4.14. Procedural Image Optimization (PIO)
Problem description
Images uploaded to magento shop are often high resolution lightly compressed images in jpg or png format.
Replacing images with modern formats like webp or avif isn't also easy task.
Even if webp support is very broad, not all browsers on market support that format yet.
Even worse is with avif, that can represent similar quality images with even less bytes.
Another factor is that image codecs work in very different ways, that might cause situations where eg. png encoded image with lossless compression might create smaller file than lossy avif for specific images.
Also we need to keep in mind that jpeg does not support transparency, therefore it cannot be used for some images as target format.
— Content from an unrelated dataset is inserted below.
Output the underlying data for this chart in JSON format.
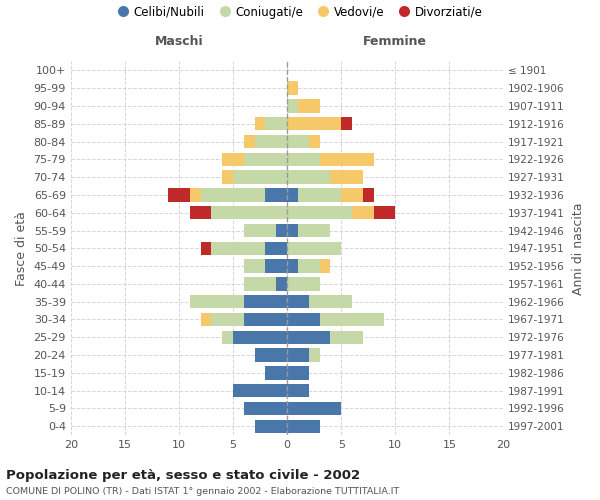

Avif is able to encode usually smallest files followed by webp, but optimization process required very large amounts of CPU power.
Solution
Browser support
To make sure that we do not send unsupported image format to browsers, we check Accept
header in incoming request, it contains list of mime types that browser is recognizing, therefore we can confirm if webp and avif is supported and that we can serve those formats. If webp nor avif is detected as supported, we will assume that jpeg and png available as legacy format.
Image quality
All lossy codecs contain quality parameter that represent how hard it should try to represent the same image. But this might result in different visual quality in regard to quality parameter in different codecs. Therefore we use SSIM visual similarity metric to determine how different image is from original. We then try to find quality parameter using bisection that result in closes visual similarity to specified target. This allows us to use much smaller quality parameters for avif that is usually able to very well reproduce images even with low quality parameter, that allows us to further decrease image size.
Smallest format
In most cases file sizes depend from format in following way: png > jpeg > webp > avif. But this isn't always true, therefore we always try do optimize image in all supported by target formats, and choice smallest format. We also optimize some format in lossless variant as those sometimes use different algorithm that might result in smaller file size than lossy variant.
Resize
For thumbnails, we do not need full resolutions, as details are not visible either way. For that reason we resize image to multiple different resolutions to use in different places on a website. Changing resolution is lossy process as we need to replace multiple pixels with single one, there are multiple algorithms that vary in resulting image quality and speed of performing resize. We use lanczos3 algorithm that provides best results but this is most CPU expensive algorithm.
Transparency
Because we try try to optimize image in all possible formats, we have to consider availability of transparency. When we detect that source image contains transparency, we exclude formats that do not support that feature (jpeg). Some thumbnail urls might request images without transparency and in those cases we will still allow use of jpeg.
Latency
Because optimization process might take even few minutes per image and very few images can saturate all available cpu cores, fully optimized images might take long time until they will be available. This could result in missing images on website and would be very undesirable. To resolve that we use 2 stage optimization. When optimized image is not available we schedule optimization, and look for other available versions, eg. if jpeg,png,webp and avif formats are supported by requester and we already have jpeg/png version optimized, we will send this version in meantime. If there isn't any version available, we will perform quick conversion: we use less expensive image resize algorithm, that is still provide good enough quality, and we target only single file format using only initial guess for quality parameter. Also we use quickest preset, that results much larger file, but is able to very quickly generate image that for thumbnails is still usually smaller than full size original file. We also use separate queue, that request conversion without competing with proper optimization images in queues.
To make sure that this temporary image isn't cached for too long on CDN servers, we set only 15min cache time in response. This way we can provide good enough results in meantime.
Prioritization
We track how active requested images are, because we use 15min cache for CDNs, whe image is frequently requested, we should get request for that image every 15min per CDN server. We use that fact to prioritize frequently viewed images to generate fully optimized versions for those files. This allows to reduce overall traffic quicker, especially in initial optimization when there might be millions of files to generate.
CMS images / media
We are not limited to product thumbnails, but we also are able to optimize static images used on CMS pages and in headers/footers. Those wil always be generated with full resolution, but otherwise process is identical.